House Republican Leader Gail Armstrong urges the New Mexico Supreme Court to reinstate Rep. Rebecca Dow, arguing her removal over petition formatting threatens voter choice.

OPINION: Court should restore voters’ voice in District 38 ballot dispute
Gail Armstrong, House Republican leader in New Mexico, is shown in a provided portrait. (Courtesy photo / Rep. Gail Armstrong)

House Republican leader argues candidate’s removal over petition formatting undermines election fairness and due process

Note: The opinions expressed in this piece are those of the author and do not necessarily reflect the views of Organ Mountain News.

Gail Armstrong, NM House Republican Leader

The New Mexico Supreme Court now faces a simple question: Will our elections be decided by voters or by technicalities created by the government itself?

The case of Representative Rebecca Dow should not be a close call. Rep. Dow has represented House District 38 for nearly a decade. This cycle, she earned more than enough support to be on the ballot, collecting more than twice the required number of signatures. Not one has been proven invalid.

Yet she was removed anyway — not for fraud, not for misconduct, but because of how petitions generated by the state’s own online system were printed.

That should alarm every voter in New Mexico. The Secretary of State created this new online petition system. It verifies voters automatically. It is controlled entirely by the state. Rep. Dow used it exactly as directed, working with election officials and being walked step by step through the process by the Secretary of State’s own staff on filing day. The county clerk reviewed her filings and approved her candidacy.

Only after the fact did a court step in and disqualify her, based on a formatting issue tied to that same system.
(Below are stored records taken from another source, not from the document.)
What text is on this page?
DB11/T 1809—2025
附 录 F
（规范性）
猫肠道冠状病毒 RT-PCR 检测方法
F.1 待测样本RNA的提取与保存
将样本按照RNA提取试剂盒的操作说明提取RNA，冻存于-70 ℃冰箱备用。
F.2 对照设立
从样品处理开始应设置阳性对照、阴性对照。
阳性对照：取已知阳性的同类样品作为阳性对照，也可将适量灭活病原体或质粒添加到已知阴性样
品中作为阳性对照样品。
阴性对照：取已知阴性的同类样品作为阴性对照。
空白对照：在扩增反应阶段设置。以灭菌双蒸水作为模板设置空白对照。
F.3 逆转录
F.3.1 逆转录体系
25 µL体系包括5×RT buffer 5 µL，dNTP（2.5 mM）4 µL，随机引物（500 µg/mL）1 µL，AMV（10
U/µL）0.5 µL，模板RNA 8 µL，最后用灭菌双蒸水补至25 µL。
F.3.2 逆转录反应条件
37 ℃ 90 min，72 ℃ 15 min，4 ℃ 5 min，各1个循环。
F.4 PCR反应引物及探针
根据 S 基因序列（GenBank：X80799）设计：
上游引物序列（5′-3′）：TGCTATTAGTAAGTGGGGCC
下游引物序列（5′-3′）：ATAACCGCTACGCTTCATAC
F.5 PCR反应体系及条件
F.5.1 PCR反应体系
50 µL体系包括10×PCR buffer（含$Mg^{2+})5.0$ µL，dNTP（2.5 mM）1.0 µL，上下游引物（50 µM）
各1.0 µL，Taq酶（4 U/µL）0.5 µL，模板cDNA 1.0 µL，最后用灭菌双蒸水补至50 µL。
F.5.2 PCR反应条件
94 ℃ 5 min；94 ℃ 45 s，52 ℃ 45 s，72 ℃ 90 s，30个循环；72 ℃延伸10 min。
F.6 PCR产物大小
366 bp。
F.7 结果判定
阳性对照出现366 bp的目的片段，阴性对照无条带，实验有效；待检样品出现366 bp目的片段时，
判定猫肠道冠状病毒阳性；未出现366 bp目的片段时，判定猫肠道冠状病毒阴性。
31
If that stands, then no candidate in New Mexico can safely rely on the rules as they are given. It means the state can create the process, guide candidates through it, approve their filings and then disqualify them anyway. That is not the rule of law. That is a trap.

It gets worse.

The law does not clearly require candidates to print these petitions at all. The state never adopted formal rules for this new system. Even now, there are multiple reasonable interpretations of what the law requires. For decades, courts have been clear: When election laws are ambiguous, the benefit goes to voters, not to disqualification. The right to vote, and to choose a candidate, comes first.

Yet here, the voters of District 38 are being erased over a technical dispute no one can clearly define. The process itself should also concern the court. The hearing was held outside the deadline required by law. Evidence was limited. The candidate was denied a full opportunity to present her case. These are not small procedural issues — they go to the heart of whether this decision can be trusted.

The consequences are enormous.

This decision does not just remove one candidate. It disenfranchises an entire district. It alters the balance of power in the Legislature. It sends a message that elections in New Mexico can be decided not by voters, but by confusion, bureaucracy and after-the-fact rulemaking.

That is exactly the kind of case the New Mexico Supreme Court exists to correct.

The court should take this case. It should reverse this decision. It should make clear, once and for all, that in New Mexico, voters decide elections. Anything less risks telling the people of this state that their voice comes second to a paperwork technicality.

Gail Armstrong (R-Magdalena) is the Minority Floor Leader of the New Mexico House of Representatives, representing District 49, which includes Catron, Sierra, Socorro and Valencia counties.